Numerical steady state PDFs of the Hawkes intensity $\widehat{\nu }$ for the double exponential case with $({\tau }_1,{\tau }_2)=(1,3)$, $(n_1,n_2)=(0.5,0.499)$ or $(n_1,n_2)=(0.5,0.49)$, near the critical point. (a) Background intensity ${\nu }_0=0.01$, leading to the power law exponent 0.96. (b) ${\nu }_0=0.1$, leading to the power law exponent 0.6. (c) ${\nu }_0=0.75$, leading to the negative (i.e., growing PDF) power law exponent $-2.0$. Here the sampling time interval and total sampling time are $dt=0.001$ and $T_{\mathrm{tot}}=10000$ from the initial condition $\widehat{z}(0)=0$. The initial 10% of the sample was discarded from the statistics for initialization.

Figure 3

Phase space description of the dynamical system following the LC equations. (a) The one-dimensional velocity field is defined by $V(s)≔ds/dl=-\mathcal{H}(s)$. For subcriticality ($n<1$, top), there are two fixed points at $s=0$ (attractor) and $s=\mu <0$ (repeller).
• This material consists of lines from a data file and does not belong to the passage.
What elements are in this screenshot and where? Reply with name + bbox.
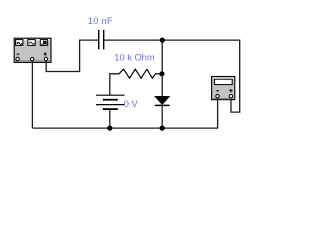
- svg-text:10 nF: 10 nF: [88, 16, 113, 26]
- wire from XFG1 common terminal down to bottom rail: [31, 61, 33, 128]
- wire right side down to multimeter + terminal: [231, 40, 240, 112]
- diode D1: [155, 96, 170, 105]
- wire top rail right segment: [104, 39, 240, 41]
- capacitor C1: [99, 30, 104, 49]
- wire from XFG1 + terminal down, right, and up to top rail: [46, 40, 79, 71]
- multimeter XMM1: [212, 77, 235, 100]
- svg-text:0 V: 0 V: [124, 99, 139, 109]
- wire from diode cathode down to bottom rail: [161, 105, 163, 128]
- wire from top rail junction down to resistor junction: [161, 40, 163, 74]
- svg-text:10 k Ohm: 10 k Ohm: [114, 52, 155, 62]
- battery V1: [96, 95, 125, 128]
- wire resistor right lead to junction: [155, 73, 162, 75]
- junction battery at bottom rail: [107, 126, 112, 131]
- junction at resistor and diode: [159, 71, 164, 76]
- junction diode at bottom rail: [160, 126, 165, 131]
- wire resistor left lead down to battery: [110, 74, 119, 95]
- wire top rail left segment: [79, 39, 98, 41]
- function generator XFG1: [14, 38, 51, 62]
- resistor R1: [119, 69, 156, 78]
- wire bottom rail from XFG1 wire to multimeter - terminal: [32, 98, 217, 128]
- junction at top rail: [160, 38, 165, 43]
- wire from resistor junction down to diode anode: [161, 74, 163, 97]
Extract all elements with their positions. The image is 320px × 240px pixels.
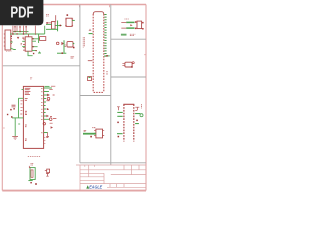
Q1 marks: [122, 63, 125, 65]
IC U4: [96, 129, 103, 138]
wire below U2: [28, 51, 33, 56]
crystal Q1: [125, 62, 132, 67]
label JP2: [141, 104, 143, 108]
junction: [7, 114, 8, 115]
EAGLE logo: [86, 185, 103, 190]
supply arrow down: [17, 37, 20, 39]
Y1 bottom marks: [28, 180, 32, 182]
label JP1: [83, 37, 84, 48]
connector J2: [137, 21, 142, 29]
wire: [126, 21, 134, 23]
wire bus lower: [10, 26, 45, 34]
U4 left ticks: [94, 131, 104, 136]
JP2 right marks: [135, 107, 139, 110]
U1 right pin ticks: [4, 34, 12, 46]
junction: [13, 108, 14, 109]
title block: [76, 165, 146, 191]
net ring: [140, 114, 143, 117]
capacitor plates: [12, 105, 16, 107]
label: [125, 18, 130, 20]
U3 pin-name text right inside: [41, 88, 43, 133]
label text below U1: [6, 51, 12, 53]
ground: [12, 137, 18, 140]
sheet divider H1: [3, 65, 80, 67]
wire top right: [45, 85, 50, 87]
sheet divider H right mid: [111, 76, 146, 78]
junction: [11, 36, 12, 37]
U3 left pin labels: [20, 101, 22, 114]
J2 pads: [135, 21, 144, 29]
supply arrow: [46, 115, 49, 118]
wire: [12, 117, 23, 119]
R1 left pin: [47, 22, 52, 24]
junction: [10, 109, 12, 111]
wire diagonal: [10, 48, 16, 50]
junction: [30, 182, 31, 183]
connector JP1 body: [93, 12, 104, 93]
U3 left green stub: [22, 89, 24, 91]
label marks: [21, 44, 23, 45]
header J3: [45, 169, 50, 176]
junction: [60, 25, 62, 27]
net ring: [49, 118, 52, 121]
label: [84, 130, 87, 131]
junction: [106, 55, 108, 57]
junction: [47, 108, 48, 109]
junction dots right of U2: [32, 38, 36, 51]
wire down at R3 left: [38, 34, 40, 43]
wire tails: [121, 22, 126, 28]
supply arrow right: [47, 94, 50, 97]
sheet divider H2: [80, 95, 111, 97]
IC U2: [25, 37, 32, 51]
junction: [118, 136, 120, 138]
wire stub: [38, 52, 41, 54]
wire: [57, 52, 66, 54]
wire stub: [10, 41, 13, 43]
C1 corner ticks: [65, 19, 73, 26]
label: [71, 57, 75, 58]
junction: [131, 66, 133, 68]
junction: [33, 53, 34, 54]
label Y1: [31, 164, 34, 165]
sheet divider H3: [80, 162, 146, 164]
wire: [104, 55, 109, 57]
label text: [22, 37, 24, 38]
wire: [117, 111, 122, 113]
wire: [46, 28, 58, 30]
connector JP2: [123, 104, 134, 141]
junction: [73, 47, 75, 49]
junction: [35, 183, 37, 185]
supply arrow down: [51, 126, 53, 128]
IC U1: [5, 30, 11, 50]
wire: [135, 123, 139, 125]
D1 green tick: [73, 43, 74, 45]
junction: [136, 120, 138, 122]
wire: [126, 27, 134, 29]
wire: [135, 113, 140, 115]
supply arrow: [130, 24, 132, 26]
wire: [19, 98, 24, 118]
sheet divider V1: [79, 5, 81, 163]
U2 top pin: [28, 34, 30, 37]
JP2 left marks: [117, 107, 120, 110]
junction: [117, 122, 119, 124]
wire: [46, 24, 52, 26]
wire: [55, 25, 62, 27]
pin label text right: [46, 86, 56, 137]
label below U3: [28, 156, 41, 158]
wire: [117, 115, 122, 117]
wire: [14, 118, 16, 136]
svg-text:EAGLE: EAGLE: [89, 185, 103, 190]
wire: [72, 19, 75, 21]
net label VCC: [121, 34, 127, 36]
net ring: [47, 97, 50, 100]
wire: [22, 46, 25, 48]
Q1 dot: [132, 62, 134, 64]
net ring small: [43, 123, 45, 125]
U3 pin-name text top-left inside: [25, 88, 31, 140]
pull-up stubs from badge: [13, 26, 35, 35]
label near V2: [106, 71, 108, 75]
svg-text:PDF: PDF: [10, 4, 33, 21]
junction: [67, 14, 69, 16]
diode D1: [67, 42, 73, 47]
frame border: [2, 5, 146, 191]
wire: [83, 133, 96, 135]
wire: [117, 133, 123, 135]
U2 left pins: [23, 39, 25, 50]
right edge pin ticks: [44, 137, 45, 143]
mark: [89, 29, 91, 30]
label above U3: [30, 78, 32, 79]
pin mark: [29, 166, 30, 168]
IC U3 (big): [23, 86, 43, 148]
junction dots on buses: [12, 26, 27, 35]
resistor R1: [52, 22, 56, 29]
junction: [11, 116, 13, 118]
wire bus upper: [13, 31, 29, 33]
junction: [62, 52, 64, 54]
supply arrow: [61, 42, 64, 46]
sheet divider V2: [110, 5, 112, 166]
pin mark: [88, 60, 93, 62]
capacitor C1: [66, 18, 72, 26]
transistor Q2: [88, 77, 92, 81]
U2 right wires: [32, 39, 40, 51]
crystal Y1: [30, 168, 35, 180]
label: [65, 45, 67, 46]
wire: [57, 21, 59, 32]
R1 top stub: [55, 15, 57, 21]
resistor R3: [40, 37, 46, 41]
PDF badge: [0, 0, 43, 25]
net ring: [56, 42, 59, 45]
red T mark: [46, 133, 49, 137]
wire: [22, 40, 25, 42]
label R1: [46, 15, 49, 16]
junction: [46, 22, 48, 24]
wire stub left of JP1: [89, 33, 93, 35]
green tick: [18, 123, 20, 125]
label text: [130, 34, 135, 35]
JP1 pin row green: [104, 15, 106, 57]
U3 right pin stubs: [44, 88, 52, 133]
sheet divider H right upper: [111, 38, 146, 40]
wire: [63, 40, 65, 53]
label U4: [92, 127, 96, 129]
junction: [90, 136, 92, 138]
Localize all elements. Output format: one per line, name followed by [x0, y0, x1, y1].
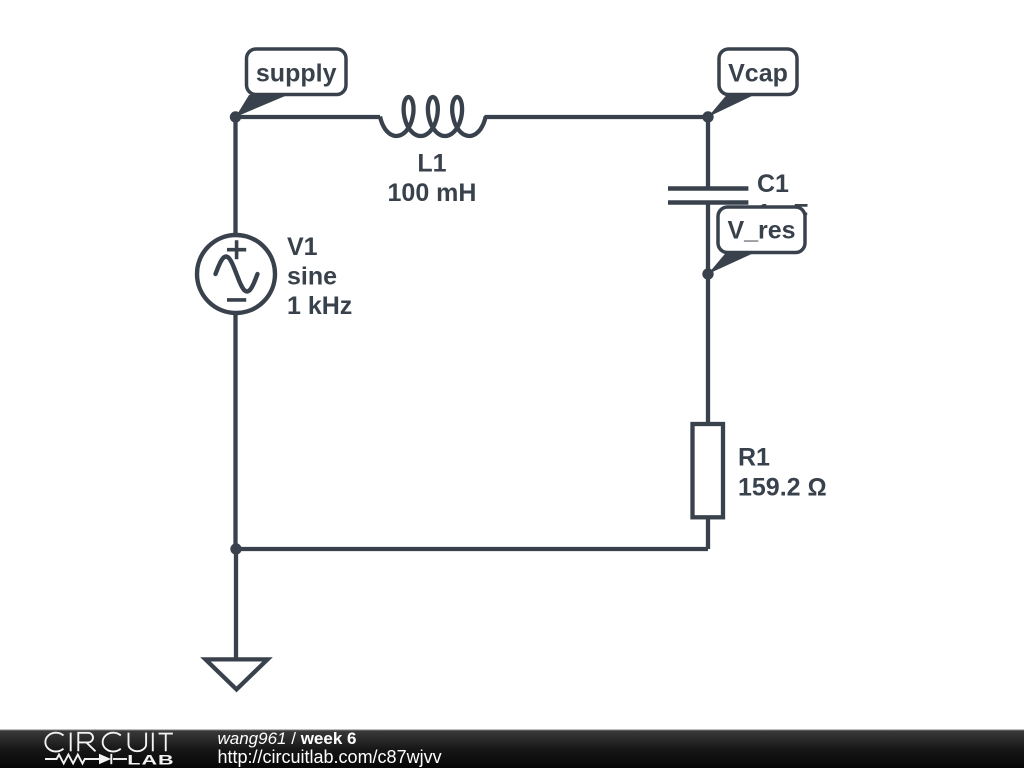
voltage source V1 sine symbol — [216, 257, 258, 292]
svg-text:LAB: LAB — [127, 752, 174, 767]
resistor R1 body — [693, 424, 724, 517]
node supply flag tail — [236, 95, 288, 117]
node V_res dot — [702, 268, 713, 279]
node Vcap dot — [702, 111, 713, 122]
node V_res flag text — [727, 217, 795, 245]
footer url line — [218, 747, 442, 767]
CircuitLab logo diode triangle — [99, 754, 111, 764]
resistor R1 name label — [738, 444, 770, 472]
node Vcap flag tail — [708, 95, 754, 117]
voltage source V1 type label — [287, 263, 337, 291]
wire left vertical (supply node to V1 top) — [233, 117, 237, 235]
capacitor C1 value label (mostly hidden behind V_res flag) — [757, 200, 808, 228]
svg-text:http://circuitlab.com/c87wjvv: http://circuitlab.com/c87wjvv — [218, 747, 442, 767]
wire top-left segment (supply node to L1) — [236, 115, 381, 119]
capacitor C1 name label — [757, 170, 789, 198]
svg-text:C1: C1 — [757, 170, 789, 198]
svg-text:159.2 Ω: 159.2 Ω — [738, 474, 827, 502]
junction node (bottom rail / V1 / ground) — [230, 543, 241, 554]
svg-text:V1: V1 — [287, 233, 318, 261]
CircuitLab logo CIRCUIT wordmark — [45, 733, 173, 752]
wire right vertical (Vcap node to C1 top plate) — [706, 117, 710, 189]
node V_res flag bubble — [718, 207, 805, 253]
svg-text:V_res: V_res — [727, 217, 795, 245]
footer author/title line — [218, 729, 357, 748]
capacitor C1 top plate — [668, 186, 748, 191]
node supply dot — [230, 111, 241, 122]
inductor L1 coil — [380, 97, 486, 136]
svg-text:sine: sine — [287, 263, 337, 291]
CircuitLab logo resistor-diode symbol — [45, 754, 127, 764]
wire right vertical (R1 bottom to bottom rail) — [706, 517, 710, 549]
node V_res flag tail — [708, 252, 756, 274]
wire ground stub — [234, 549, 238, 659]
ground symbol — [206, 659, 268, 689]
inductor L1 value label — [388, 179, 477, 207]
svg-text:1 kHz: 1 kHz — [287, 292, 352, 320]
CircuitLab logo LAB text — [127, 752, 174, 767]
svg-text:Vcap: Vcap — [728, 60, 788, 88]
wire top-right segment (L1 to Vcap node) — [485, 115, 709, 119]
node Vcap flag text — [728, 60, 788, 88]
voltage source V1 minus sign — [227, 298, 246, 302]
svg-text:100 mH: 100 mH — [388, 179, 477, 207]
voltage source V1 circle — [197, 235, 275, 313]
resistor R1 value label — [738, 474, 827, 502]
node supply flag bubble — [247, 49, 347, 95]
svg-text:supply: supply — [256, 60, 337, 88]
wire right vertical (V_res node to R1 top) — [706, 274, 710, 424]
node Vcap flag bubble — [719, 49, 797, 95]
inductor L1 name label — [417, 150, 446, 178]
voltage source V1 plus sign — [227, 240, 246, 259]
wire left vertical (V1 bottom to ground junction) — [233, 313, 237, 549]
wire bottom rail — [236, 547, 708, 551]
svg-text:R1: R1 — [738, 444, 770, 472]
node supply flag text — [256, 60, 337, 88]
voltage source V1 name label — [287, 233, 318, 261]
svg-text:wang961 / week 6: wang961 / week 6 — [218, 729, 357, 748]
capacitor C1 bottom plate — [668, 200, 748, 205]
voltage source V1 frequency label — [287, 292, 352, 320]
wire right vertical (C1 bottom plate to V_res node) — [706, 203, 710, 275]
svg-text:L1: L1 — [417, 150, 446, 178]
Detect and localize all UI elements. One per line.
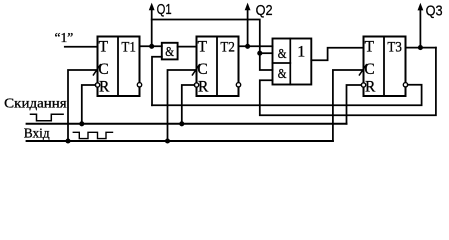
wire AND U1 output to T input of T2 <box>178 46 197 48</box>
wire Q-bar3 feedback from T3 to AND U1 <box>152 85 422 106</box>
wire Q3 arrow shaft <box>419 9 421 48</box>
arrowhead Q1 <box>149 3 155 11</box>
svg-text:Q2: Q2 <box>256 3 273 19</box>
svg-text:T1: T1 <box>121 40 135 56</box>
svg-text:Скидання: Скидання <box>4 96 66 111</box>
svg-text:&: & <box>165 45 174 60</box>
flip-flop T3 <box>364 37 406 97</box>
wire Q1 arrow shaft <box>151 9 153 47</box>
input clock waveform <box>73 132 112 138</box>
svg-text:&: & <box>278 47 287 62</box>
wire AND U1 input 2 from Q-bar3 feedback <box>152 57 162 106</box>
wire C input of T1 <box>68 70 98 141</box>
wire R input of T3 <box>347 85 362 124</box>
inversion bubble R of T2 <box>194 83 198 87</box>
node Q1 junction dot <box>149 44 154 49</box>
node dot R2 on reset rail <box>179 121 184 126</box>
wire input rail (Вхід) <box>27 140 333 142</box>
node dot C2 on input rail <box>165 138 170 143</box>
inversion bubble R of T1 <box>95 83 99 87</box>
svg-text:C: C <box>98 61 108 78</box>
wire Q2 arrow shaft <box>247 9 249 47</box>
wire R input of T2 <box>182 85 195 124</box>
svg-text:R: R <box>198 79 209 96</box>
AND-OR gate U2 <box>273 39 312 85</box>
node Q3 junction dot <box>418 45 423 50</box>
node dot R1 on reset rail <box>79 121 84 126</box>
wire reset rail (Скидання) <box>27 123 347 125</box>
svg-text:T: T <box>365 38 375 55</box>
node dot C1 on input rail <box>65 138 70 143</box>
wire R input of T1 <box>82 85 96 124</box>
svg-text:Q3: Q3 <box>426 4 443 20</box>
flip-flop T1 <box>98 37 140 97</box>
dynamic input slash T3 <box>359 65 366 75</box>
arrowhead Q2 <box>245 3 251 11</box>
wire "1" to T input of T1 <box>65 46 98 48</box>
flip-flop T2 <box>197 37 239 97</box>
node junction dot on Q1 branch at upper AND input <box>257 51 262 56</box>
wire Q1 branch into upper AND input of U2 <box>260 52 273 54</box>
AND gate U1 <box>162 43 178 60</box>
wire C input of T3 <box>333 70 364 141</box>
dynamic input slash T2 <box>192 65 199 75</box>
svg-text:C: C <box>364 61 374 78</box>
svg-text:T: T <box>99 38 109 55</box>
svg-text:C: C <box>197 61 207 78</box>
svg-text:T3: T3 <box>387 40 402 56</box>
inversion bubble Q-bar of T2 <box>236 83 240 87</box>
svg-text:Q1: Q1 <box>157 2 172 18</box>
svg-text:“1”: “1” <box>55 30 74 45</box>
svg-text:1: 1 <box>297 44 305 61</box>
wire C input of T2 <box>168 70 197 141</box>
wire Q2 output of T2 to AND-OR U2 <box>239 45 273 47</box>
inversion bubble Q-bar of T3 <box>403 83 407 87</box>
dynamic input slash T1 <box>93 65 100 75</box>
node Q2 junction dot <box>245 44 250 49</box>
svg-text:R: R <box>365 79 376 96</box>
wire Q1 output of T1 to AND U1 <box>140 45 162 47</box>
svg-text:T: T <box>198 38 208 55</box>
svg-text:&: & <box>278 67 287 82</box>
wire Q3 feedback to lower AND input of U2 <box>260 48 436 116</box>
svg-text:R: R <box>99 79 110 96</box>
wire AND-OR U2 output to T input of T3 <box>311 48 363 61</box>
svg-text:Вхід: Вхід <box>24 126 50 141</box>
inversion bubble Q-bar of T1 <box>137 83 141 87</box>
wire Q3 output of T3 <box>406 47 436 49</box>
inversion bubble R of T3 <box>361 83 365 87</box>
wire Q1 branch to AND-OR U2 <box>152 20 273 71</box>
arrowhead Q3 <box>418 3 424 11</box>
reset pulse waveform <box>31 114 64 121</box>
svg-text:T2: T2 <box>220 40 235 56</box>
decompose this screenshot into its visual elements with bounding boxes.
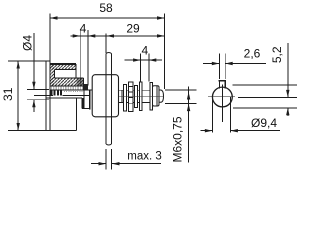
svg-text:4: 4: [141, 44, 148, 58]
svg-text:2,6: 2,6: [244, 47, 261, 61]
svg-text:M6x0,75: M6x0,75: [170, 116, 184, 162]
svg-text:Ø9,4: Ø9,4: [251, 116, 277, 130]
svg-text:Ø4: Ø4: [21, 35, 35, 51]
svg-text:4: 4: [80, 22, 87, 36]
svg-text:58: 58: [99, 1, 113, 15]
svg-text:max. 3: max. 3: [127, 151, 162, 163]
svg-text:31: 31: [1, 87, 15, 101]
svg-text:5,2: 5,2: [270, 46, 284, 63]
svg-text:29: 29: [126, 22, 140, 36]
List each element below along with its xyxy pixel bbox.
The repeller merges with the attractor at criticality ($n=1$, bottom), which is a consistent picture of transcritical bifurcations. (b) The two-dimensional velocity field is defined by $\mathit{V}(\mathit{s})≔d\mathit{s}/dl$ with $\mathit{s}≔(s_1,s_2)$. By linearization $\mathit{V}(\mathit{s})\simeq -\mathit{H}\mathit{s}$, the eigenvectors ${\mathit{e}}_1$ and ${\mathit{e}}_2$ are introduced by $\mathit{H}{\mathit{e}}_i={\lambda }_i{\mathit{e}}_i$ with $0\le {\lambda }_1<{\lambda }_2$. For subcriticality ($n<1$, left), the origin $\mathit{s}=\mathbf{0}$ is the stable attractor. At criticality ($n=1$, right), the origin becomes marginal in terms of the linear stability (${\lambda }_1=0$): a repeller merges with the attractor along the ${\mathit{e}}_1$ (i.e., a transcritical bifurcation).